One approach to this problem is to list in detail each food that counts as a grocery item, leaving the remaining foods to be taxed at the highest rate. Such a list would offer perfectly targeted tax breaks, but would require constant and costly updating as new products arrive in grocery stores.
Instead of a granular approach, states often take a more generalized approach, defining groceries as food for off-establishment consumption – which essentially means that food is purchased to be taken home, and not to be consumed on the spot – and that everything else is not eligible for reduced sales tax rates.
Many states, such as Illinois, go further and provide that certain categories of food, such as candy, are also not considered groceries.
These generalized approaches sacrifice precision for ease of administration, but ultimately require additional tracing.

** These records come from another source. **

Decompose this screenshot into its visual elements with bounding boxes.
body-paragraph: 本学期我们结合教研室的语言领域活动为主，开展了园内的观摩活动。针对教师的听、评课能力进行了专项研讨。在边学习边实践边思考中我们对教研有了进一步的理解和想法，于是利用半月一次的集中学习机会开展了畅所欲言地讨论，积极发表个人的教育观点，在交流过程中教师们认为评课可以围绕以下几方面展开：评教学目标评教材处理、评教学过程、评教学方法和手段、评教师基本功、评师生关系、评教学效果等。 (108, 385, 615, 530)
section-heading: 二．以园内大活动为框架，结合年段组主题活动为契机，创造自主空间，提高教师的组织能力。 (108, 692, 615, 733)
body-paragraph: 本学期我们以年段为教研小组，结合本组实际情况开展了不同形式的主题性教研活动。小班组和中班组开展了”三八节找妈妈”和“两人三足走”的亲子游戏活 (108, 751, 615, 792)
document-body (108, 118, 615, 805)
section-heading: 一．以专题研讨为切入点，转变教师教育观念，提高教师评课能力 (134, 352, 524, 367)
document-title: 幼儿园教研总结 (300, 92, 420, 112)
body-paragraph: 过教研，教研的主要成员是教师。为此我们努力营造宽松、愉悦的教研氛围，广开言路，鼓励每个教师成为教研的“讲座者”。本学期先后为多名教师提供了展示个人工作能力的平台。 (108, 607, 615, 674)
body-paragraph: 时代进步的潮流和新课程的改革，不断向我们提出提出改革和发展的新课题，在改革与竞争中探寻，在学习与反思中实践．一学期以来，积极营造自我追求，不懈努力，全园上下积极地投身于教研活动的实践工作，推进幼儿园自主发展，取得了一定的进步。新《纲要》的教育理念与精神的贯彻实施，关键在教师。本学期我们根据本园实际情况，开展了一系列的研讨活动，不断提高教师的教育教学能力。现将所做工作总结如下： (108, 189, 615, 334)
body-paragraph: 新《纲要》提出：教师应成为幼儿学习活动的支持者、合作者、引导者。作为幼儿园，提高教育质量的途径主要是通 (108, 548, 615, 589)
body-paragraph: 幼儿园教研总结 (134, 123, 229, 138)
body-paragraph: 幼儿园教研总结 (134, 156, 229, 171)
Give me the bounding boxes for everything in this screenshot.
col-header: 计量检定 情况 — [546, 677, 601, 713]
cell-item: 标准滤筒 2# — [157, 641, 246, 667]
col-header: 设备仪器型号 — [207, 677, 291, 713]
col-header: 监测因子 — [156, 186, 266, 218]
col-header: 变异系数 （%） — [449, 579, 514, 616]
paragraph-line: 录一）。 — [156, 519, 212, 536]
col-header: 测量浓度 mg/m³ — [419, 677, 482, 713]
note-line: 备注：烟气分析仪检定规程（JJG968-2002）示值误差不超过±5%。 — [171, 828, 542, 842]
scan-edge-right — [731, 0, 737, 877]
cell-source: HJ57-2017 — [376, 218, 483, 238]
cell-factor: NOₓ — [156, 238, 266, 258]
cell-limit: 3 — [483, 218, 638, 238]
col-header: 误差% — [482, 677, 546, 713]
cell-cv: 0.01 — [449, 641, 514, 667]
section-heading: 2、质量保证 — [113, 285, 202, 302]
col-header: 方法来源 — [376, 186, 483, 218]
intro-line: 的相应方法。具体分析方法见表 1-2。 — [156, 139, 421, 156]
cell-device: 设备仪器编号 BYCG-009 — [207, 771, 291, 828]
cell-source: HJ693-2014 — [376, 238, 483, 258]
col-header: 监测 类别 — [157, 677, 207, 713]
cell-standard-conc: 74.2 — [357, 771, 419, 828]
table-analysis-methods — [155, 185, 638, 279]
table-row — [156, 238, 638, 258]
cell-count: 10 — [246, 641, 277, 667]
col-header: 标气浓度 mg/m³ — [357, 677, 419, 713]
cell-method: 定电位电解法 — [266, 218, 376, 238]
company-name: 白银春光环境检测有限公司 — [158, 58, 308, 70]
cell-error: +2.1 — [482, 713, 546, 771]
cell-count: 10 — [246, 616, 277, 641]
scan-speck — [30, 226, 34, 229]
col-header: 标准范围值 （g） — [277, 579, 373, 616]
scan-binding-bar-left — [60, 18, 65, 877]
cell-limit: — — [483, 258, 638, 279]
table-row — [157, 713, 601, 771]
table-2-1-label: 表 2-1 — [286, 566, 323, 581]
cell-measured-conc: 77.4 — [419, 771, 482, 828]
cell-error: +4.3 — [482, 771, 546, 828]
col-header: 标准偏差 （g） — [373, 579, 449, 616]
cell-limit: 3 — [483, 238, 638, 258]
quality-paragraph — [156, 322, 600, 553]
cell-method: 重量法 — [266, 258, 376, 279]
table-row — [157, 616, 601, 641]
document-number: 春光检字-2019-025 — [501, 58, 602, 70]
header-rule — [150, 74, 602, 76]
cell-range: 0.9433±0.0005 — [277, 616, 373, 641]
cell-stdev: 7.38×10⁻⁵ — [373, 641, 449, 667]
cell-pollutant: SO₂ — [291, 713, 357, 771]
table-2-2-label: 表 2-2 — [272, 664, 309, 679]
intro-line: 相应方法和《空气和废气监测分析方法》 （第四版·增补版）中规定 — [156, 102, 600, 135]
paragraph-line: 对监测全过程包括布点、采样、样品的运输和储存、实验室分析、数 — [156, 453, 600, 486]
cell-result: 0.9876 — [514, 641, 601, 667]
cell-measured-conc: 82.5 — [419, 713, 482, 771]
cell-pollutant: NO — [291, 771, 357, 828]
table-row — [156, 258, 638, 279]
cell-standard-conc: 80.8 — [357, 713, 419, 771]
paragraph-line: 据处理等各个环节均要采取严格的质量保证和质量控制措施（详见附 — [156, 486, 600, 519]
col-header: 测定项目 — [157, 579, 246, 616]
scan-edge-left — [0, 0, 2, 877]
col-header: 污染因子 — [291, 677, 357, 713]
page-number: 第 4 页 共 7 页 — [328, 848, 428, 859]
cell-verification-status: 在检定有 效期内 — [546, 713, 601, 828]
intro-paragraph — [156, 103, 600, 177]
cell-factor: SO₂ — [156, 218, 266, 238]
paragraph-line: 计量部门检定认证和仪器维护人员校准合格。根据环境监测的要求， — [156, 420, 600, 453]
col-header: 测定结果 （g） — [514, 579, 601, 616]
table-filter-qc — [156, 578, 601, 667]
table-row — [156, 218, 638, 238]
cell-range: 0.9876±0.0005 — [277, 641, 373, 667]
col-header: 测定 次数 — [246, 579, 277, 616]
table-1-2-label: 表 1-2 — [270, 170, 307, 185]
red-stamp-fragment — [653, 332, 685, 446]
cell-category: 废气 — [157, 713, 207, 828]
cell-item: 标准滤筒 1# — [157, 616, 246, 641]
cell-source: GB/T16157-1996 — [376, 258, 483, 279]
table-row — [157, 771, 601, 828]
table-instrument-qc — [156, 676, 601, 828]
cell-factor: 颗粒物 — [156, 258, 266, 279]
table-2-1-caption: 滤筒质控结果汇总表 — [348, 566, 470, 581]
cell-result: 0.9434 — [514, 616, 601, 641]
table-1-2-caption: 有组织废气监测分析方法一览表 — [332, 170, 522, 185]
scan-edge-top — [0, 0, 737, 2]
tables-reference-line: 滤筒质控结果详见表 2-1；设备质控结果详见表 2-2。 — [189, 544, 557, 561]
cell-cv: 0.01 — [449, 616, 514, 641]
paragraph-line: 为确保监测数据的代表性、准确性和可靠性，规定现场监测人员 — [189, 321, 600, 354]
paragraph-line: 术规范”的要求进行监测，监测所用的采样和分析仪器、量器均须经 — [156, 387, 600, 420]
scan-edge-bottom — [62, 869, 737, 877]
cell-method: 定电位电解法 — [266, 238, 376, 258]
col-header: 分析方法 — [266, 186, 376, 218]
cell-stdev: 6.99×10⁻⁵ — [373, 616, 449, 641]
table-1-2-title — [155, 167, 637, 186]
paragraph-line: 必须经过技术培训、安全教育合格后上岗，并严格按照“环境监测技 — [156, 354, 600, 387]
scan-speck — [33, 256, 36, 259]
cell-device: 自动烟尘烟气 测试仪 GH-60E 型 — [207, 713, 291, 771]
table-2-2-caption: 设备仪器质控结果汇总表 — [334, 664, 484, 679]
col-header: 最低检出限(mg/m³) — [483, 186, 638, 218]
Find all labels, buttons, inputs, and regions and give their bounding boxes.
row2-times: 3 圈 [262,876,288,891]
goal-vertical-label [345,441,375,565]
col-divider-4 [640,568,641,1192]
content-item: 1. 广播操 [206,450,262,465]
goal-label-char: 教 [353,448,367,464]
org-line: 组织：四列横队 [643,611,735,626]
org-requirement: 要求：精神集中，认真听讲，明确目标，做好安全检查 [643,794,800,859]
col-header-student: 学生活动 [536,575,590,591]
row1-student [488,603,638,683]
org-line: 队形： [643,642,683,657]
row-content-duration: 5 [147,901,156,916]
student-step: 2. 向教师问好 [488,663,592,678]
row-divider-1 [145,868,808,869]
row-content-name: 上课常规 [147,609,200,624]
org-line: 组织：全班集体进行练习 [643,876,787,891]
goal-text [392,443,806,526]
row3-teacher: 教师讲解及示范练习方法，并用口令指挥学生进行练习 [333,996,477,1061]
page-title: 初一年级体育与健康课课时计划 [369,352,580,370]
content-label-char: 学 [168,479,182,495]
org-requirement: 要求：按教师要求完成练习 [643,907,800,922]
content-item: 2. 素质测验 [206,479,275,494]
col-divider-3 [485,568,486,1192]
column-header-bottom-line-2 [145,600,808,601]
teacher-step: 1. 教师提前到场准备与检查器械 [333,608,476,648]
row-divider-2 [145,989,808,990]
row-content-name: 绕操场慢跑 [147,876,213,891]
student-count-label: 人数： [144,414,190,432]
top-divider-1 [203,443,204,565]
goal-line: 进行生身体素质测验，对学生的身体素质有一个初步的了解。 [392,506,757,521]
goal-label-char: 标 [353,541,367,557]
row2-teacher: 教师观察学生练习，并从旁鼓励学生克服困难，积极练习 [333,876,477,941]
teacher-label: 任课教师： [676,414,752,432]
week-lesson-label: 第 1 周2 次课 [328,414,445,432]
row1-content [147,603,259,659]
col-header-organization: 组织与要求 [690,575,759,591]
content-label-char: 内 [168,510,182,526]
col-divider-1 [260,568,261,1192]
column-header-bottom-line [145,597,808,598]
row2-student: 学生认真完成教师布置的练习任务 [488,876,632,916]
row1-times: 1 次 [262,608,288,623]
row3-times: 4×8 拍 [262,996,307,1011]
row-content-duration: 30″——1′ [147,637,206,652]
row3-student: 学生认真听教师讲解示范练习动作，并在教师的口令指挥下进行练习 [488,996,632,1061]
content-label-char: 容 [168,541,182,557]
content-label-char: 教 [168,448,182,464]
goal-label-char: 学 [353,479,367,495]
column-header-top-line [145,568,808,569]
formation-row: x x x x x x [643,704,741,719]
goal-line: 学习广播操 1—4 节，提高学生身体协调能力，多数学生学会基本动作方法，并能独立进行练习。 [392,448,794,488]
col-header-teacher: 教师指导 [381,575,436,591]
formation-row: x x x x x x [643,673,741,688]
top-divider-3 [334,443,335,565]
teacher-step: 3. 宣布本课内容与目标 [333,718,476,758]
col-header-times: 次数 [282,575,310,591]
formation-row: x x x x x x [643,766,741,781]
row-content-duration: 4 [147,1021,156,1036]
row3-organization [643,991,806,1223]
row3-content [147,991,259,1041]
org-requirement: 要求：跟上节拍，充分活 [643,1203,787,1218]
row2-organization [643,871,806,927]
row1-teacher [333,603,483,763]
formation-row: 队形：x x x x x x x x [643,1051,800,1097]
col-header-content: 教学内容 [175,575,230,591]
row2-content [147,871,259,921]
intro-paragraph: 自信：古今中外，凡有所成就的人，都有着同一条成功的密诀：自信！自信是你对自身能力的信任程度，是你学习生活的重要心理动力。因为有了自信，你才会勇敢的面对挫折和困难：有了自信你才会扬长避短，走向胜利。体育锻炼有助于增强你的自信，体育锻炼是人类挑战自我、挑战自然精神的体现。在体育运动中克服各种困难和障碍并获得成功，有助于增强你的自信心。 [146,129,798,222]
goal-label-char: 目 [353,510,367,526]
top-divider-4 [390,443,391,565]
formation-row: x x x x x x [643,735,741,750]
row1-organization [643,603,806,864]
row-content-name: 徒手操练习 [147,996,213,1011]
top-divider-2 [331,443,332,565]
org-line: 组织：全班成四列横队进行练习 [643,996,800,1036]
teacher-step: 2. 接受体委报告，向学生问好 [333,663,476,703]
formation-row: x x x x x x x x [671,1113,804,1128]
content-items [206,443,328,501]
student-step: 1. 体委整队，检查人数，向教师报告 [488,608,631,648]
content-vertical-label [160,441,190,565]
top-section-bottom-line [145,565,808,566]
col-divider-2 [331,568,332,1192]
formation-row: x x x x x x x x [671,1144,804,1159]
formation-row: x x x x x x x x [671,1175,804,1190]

When is food purchased for home consumption? What is a candy?
When is candy candy?
States like New York sometimes turn to preparation methods to determine when food is purchased for consumption at home or on the spot. Order a bagel with cream cheese or ask for it to be toasted, and the New York City Tax and Finance Department concludes that you will dine there and have to pay sales tax. If you skip the toaster and other extras, this bagel is exempt as the city assumes you take it.
Illinois defines candy as candy and confectionery, but not if flour is a listed ingredient. A few dozen other states have similar rules, while some, like Arizona and Michigan, simply treat candy like any other grocery item.
Therefore, depending on what state you live in, that cookie crunch in your Twix is doubly satisfying. It nourishes your sweet tooth while providing you with sales tax relief.
And, yes, Twizzlers and Hershey’s Cookies and Cream also contain flour.